Neiman Marcus will file for chapter 11—a sign that legacy department stores can no longer rely on their physical presence to stay in business.

WHAT HAPPENED: Neiman Marcus is on the verge of a Chapter 11 bankruptcy filing along with Lord & Taylor and JCPenney as the vast majority of their stores remain closed due to COVID-19.

WHY IT MATTERS

  • With brick-and-mortar stores still closed across the U.S., clothing-focused retailers don’t have time to rebalance their business model. Regardless of their attempts to modernize in-store experiences, clothing retailers overly dependent on their physical stores to stay afloat can’t survive in the post-COVID world. Macy’s, for example, said that it lost the majority of its sales after closing its stores for two weeks. While digitally-native clothing retailers like Net-a-Porter—which had to shut down its fulfillment centers—are also struggling right now, they don’t have to worry about keeping hundreds of stores open and stocked to stay in business. But this will allow them to bounce back faster than their offline counterparts.
  • Department store bankruptcies will surface the mall’s deep-rooted problems, which will lead to hundreds of vacancies.
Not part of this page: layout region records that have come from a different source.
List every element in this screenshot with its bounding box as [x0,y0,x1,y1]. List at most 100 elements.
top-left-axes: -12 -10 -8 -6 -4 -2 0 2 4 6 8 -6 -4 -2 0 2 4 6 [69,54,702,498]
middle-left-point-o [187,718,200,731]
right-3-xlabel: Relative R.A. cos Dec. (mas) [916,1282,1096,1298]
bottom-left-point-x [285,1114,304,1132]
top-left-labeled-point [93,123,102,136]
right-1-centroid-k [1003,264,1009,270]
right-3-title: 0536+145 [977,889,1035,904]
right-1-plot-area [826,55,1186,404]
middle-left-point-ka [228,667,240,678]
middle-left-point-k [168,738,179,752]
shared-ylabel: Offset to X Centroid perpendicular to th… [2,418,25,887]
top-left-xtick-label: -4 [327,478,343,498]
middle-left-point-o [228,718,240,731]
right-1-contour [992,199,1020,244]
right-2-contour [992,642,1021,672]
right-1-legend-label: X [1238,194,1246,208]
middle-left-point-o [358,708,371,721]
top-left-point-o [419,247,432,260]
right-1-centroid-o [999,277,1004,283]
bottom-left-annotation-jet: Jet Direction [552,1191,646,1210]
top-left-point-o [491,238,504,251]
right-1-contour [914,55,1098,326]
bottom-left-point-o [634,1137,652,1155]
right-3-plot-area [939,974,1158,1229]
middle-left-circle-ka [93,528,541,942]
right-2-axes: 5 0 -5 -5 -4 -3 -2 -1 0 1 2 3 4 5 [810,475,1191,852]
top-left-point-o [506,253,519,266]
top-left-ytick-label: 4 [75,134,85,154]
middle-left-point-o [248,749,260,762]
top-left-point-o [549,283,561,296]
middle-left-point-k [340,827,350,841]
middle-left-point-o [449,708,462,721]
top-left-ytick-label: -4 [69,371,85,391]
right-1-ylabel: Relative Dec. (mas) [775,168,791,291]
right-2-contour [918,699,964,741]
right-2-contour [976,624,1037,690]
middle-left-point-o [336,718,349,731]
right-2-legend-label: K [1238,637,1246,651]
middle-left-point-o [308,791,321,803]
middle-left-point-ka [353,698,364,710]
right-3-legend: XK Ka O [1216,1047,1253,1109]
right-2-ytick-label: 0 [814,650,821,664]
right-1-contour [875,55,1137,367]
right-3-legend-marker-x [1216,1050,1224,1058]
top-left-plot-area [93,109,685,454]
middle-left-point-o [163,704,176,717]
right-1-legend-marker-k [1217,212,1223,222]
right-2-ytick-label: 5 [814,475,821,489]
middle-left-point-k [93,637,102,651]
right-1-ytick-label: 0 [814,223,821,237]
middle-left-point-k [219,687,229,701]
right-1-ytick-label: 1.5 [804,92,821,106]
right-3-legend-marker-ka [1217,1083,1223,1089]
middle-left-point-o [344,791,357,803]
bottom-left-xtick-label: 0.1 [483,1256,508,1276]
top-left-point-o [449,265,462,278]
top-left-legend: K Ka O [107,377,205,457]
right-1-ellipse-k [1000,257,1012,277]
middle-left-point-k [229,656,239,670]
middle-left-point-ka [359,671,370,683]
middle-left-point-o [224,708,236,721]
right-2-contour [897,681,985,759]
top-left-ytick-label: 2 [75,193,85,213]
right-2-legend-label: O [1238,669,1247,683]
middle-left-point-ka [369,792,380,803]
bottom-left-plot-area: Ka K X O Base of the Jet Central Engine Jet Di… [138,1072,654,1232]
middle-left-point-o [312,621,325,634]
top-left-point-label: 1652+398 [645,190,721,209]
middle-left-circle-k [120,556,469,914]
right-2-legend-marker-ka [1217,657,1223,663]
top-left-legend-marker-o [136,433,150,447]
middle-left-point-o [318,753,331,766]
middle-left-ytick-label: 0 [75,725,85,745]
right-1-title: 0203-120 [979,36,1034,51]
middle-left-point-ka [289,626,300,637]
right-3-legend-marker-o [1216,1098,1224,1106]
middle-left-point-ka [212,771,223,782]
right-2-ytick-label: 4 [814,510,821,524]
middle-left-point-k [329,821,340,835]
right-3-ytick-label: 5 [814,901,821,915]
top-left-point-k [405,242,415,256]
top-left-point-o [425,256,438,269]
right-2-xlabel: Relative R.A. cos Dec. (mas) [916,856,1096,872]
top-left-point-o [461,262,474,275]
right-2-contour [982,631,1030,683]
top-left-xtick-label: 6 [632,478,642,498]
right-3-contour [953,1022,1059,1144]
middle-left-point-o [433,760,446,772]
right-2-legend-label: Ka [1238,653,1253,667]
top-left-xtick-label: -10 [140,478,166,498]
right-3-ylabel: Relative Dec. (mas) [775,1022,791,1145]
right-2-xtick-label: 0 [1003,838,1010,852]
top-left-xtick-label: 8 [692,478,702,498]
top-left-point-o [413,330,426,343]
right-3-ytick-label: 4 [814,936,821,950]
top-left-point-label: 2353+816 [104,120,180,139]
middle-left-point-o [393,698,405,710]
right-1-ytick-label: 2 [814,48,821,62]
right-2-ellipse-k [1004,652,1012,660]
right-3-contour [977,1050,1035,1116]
Forever 21’s bankruptcy earlier this year resulted in hundreds of store closures, leaving malls scrambling to find a solution to save the traffic associated with the brand’s customers. If malls lose their anchor tenants, they face co-tenancy issues (other businesses demanding lower rent if department stores leave) and need to fill the space as soon as possible in a number of traditional and nontraditional ways.